AVP @ AVP-UBU1: ~ / Hashcode $

In the source Source size of 64kb arrays, sufficient to convert

avp @ avp-ubu1: ~ / hashcode $ time ./mkdigs 19700 | ./a.Out & gt; / dev / null
Real 0m0.890s.
User 0m0.892s.
SYS 0M0.000S.
AVP @ AVP-UBU1: ~ / Hashcode $

about 19700 decimal numbers. But the source code ./mkdigs is not preserved, but it is trivial, based on Rand ()% 10 .

Answer 3

Guys, which 10 trilliones of PI characters calculated somehow made for O (n * log (n) ^ 2). You can download their sources and try to understand how. Or ask. http://www.numberworld.org/y-cruncher/#algorithms

Perhaps they are divided with the remainder of the initial number by 10 ^ n, where n is such that the number of numbers in general and the residue is the same. And then – recursively for the obtained halves.

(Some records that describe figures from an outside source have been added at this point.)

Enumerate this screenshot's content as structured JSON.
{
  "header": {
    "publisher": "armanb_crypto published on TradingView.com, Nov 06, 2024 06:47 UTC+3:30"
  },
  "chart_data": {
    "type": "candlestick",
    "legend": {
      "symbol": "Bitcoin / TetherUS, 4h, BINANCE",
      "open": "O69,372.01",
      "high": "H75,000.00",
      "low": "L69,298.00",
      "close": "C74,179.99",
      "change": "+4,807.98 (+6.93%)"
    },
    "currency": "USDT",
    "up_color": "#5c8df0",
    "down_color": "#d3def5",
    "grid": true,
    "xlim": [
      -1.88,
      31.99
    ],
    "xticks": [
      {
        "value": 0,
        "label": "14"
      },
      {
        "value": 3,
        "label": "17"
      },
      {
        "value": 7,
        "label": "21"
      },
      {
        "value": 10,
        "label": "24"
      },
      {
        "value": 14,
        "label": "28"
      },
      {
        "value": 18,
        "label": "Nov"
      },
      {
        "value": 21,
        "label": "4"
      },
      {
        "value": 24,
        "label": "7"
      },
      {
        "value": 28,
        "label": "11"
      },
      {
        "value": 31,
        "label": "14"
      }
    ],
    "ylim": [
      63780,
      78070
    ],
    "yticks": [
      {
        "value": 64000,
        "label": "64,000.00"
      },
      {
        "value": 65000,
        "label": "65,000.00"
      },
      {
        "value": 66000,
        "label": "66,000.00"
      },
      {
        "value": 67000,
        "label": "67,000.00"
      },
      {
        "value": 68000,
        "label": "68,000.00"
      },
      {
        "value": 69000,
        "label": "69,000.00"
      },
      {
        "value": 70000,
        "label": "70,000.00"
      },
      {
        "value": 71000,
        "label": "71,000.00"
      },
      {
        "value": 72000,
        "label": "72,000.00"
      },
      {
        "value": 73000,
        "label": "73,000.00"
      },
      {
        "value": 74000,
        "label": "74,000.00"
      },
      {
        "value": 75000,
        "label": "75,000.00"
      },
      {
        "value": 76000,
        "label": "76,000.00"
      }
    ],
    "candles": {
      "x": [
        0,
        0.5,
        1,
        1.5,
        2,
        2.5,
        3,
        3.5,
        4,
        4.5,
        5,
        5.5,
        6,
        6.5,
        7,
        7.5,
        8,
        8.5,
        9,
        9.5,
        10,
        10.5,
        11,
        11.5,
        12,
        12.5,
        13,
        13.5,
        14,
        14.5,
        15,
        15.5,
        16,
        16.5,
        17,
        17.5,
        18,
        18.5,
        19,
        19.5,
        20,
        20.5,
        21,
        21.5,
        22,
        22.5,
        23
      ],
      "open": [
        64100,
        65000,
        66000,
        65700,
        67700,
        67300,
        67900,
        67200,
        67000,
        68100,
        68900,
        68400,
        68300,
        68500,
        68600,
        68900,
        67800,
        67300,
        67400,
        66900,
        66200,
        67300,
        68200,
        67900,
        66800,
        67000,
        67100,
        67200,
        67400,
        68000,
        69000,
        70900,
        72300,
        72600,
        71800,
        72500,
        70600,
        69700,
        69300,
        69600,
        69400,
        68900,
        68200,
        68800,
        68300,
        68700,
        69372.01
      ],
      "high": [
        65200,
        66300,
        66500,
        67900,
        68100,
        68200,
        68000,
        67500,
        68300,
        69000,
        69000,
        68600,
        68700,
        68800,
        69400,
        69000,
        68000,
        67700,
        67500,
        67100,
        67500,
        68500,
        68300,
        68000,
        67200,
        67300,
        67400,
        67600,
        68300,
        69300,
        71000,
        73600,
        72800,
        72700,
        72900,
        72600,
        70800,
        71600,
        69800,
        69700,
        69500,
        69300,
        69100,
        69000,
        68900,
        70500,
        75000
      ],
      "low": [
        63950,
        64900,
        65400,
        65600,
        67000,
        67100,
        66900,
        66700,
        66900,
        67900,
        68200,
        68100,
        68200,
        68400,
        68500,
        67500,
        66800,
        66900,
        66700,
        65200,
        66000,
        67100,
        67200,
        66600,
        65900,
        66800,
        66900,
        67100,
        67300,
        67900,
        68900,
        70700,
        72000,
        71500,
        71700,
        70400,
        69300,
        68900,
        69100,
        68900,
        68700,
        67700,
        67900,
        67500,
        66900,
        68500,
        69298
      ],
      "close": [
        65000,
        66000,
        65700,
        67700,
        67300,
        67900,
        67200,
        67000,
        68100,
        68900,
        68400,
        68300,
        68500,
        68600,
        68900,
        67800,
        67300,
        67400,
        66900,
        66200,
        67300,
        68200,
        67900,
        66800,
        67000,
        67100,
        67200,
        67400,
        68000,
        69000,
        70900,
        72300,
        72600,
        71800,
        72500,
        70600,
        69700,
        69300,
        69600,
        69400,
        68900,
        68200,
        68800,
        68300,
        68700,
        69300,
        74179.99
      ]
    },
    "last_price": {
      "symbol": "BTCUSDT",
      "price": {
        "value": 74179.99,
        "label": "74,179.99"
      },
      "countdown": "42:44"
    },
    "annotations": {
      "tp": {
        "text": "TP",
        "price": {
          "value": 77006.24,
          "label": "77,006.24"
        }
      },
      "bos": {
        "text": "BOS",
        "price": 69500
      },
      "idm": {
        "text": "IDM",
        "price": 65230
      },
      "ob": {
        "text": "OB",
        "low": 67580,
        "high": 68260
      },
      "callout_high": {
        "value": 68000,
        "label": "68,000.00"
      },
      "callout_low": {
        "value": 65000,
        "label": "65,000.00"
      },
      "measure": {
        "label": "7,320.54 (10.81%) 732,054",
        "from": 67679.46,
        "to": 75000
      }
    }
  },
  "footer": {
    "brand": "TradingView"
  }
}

UPD: If you are not interested in algorithm O (n * log (n) ^ 2), a decent algorithm O (n ^ 2) –

static const int bitsincell = 28;
unsigned int data [32000 / BITSINCEL + 10];
int i, datalen = 1;
char ch;
Memset (Data, 0, Sizeof (DATA));
for (i = 0; i & lt; 8; i ++)
{
  ch = getc (stdin);
  If (! Isdigit (CH))
    Break;
  DATA [0] = DATA [0] * 10 + CH - '0';
}
if (isDigit (CH))
  While (True)
  {
    ch = getc (stdin);
    If (! Isdigit (CH))
      Break;
    // multiply by 10
    DATA [0] = DATA [0] * 10 + CH - '0';
    for (i = 0; i & lt; datalen; i ++)
    {
      unsigned int carryvalue = data [i] / (1U & lt; & lt; bitsincell);
      Data [i]% = 1U & LT; & LT; Bitsincell;
      DATA [I + 1] = DATA [I + 1] * 10 + CARRYVALUE;
    }
    if (Data [Datalen] & gt; 0)
       DataLen ++;
  }
// Bita output from DATA

Answer 4

1. Translate the original number into the number system with the base 10 ^{9 (you can void, it is possible through SSCANF ()). “Figures” Store in a 32-bit format.}
2. translate the “corner” the resulting number to the number system with a base 2 ^{32 , when divided, use extended multiplications and shifts. Recording residual digits in an array of result goes in the reverse order.}
3. Translate every new “digit” in a 32-character binary string, starting with the last (for example, via Sprintf ()). In the last line, remove the leading zeros, in the rest – save.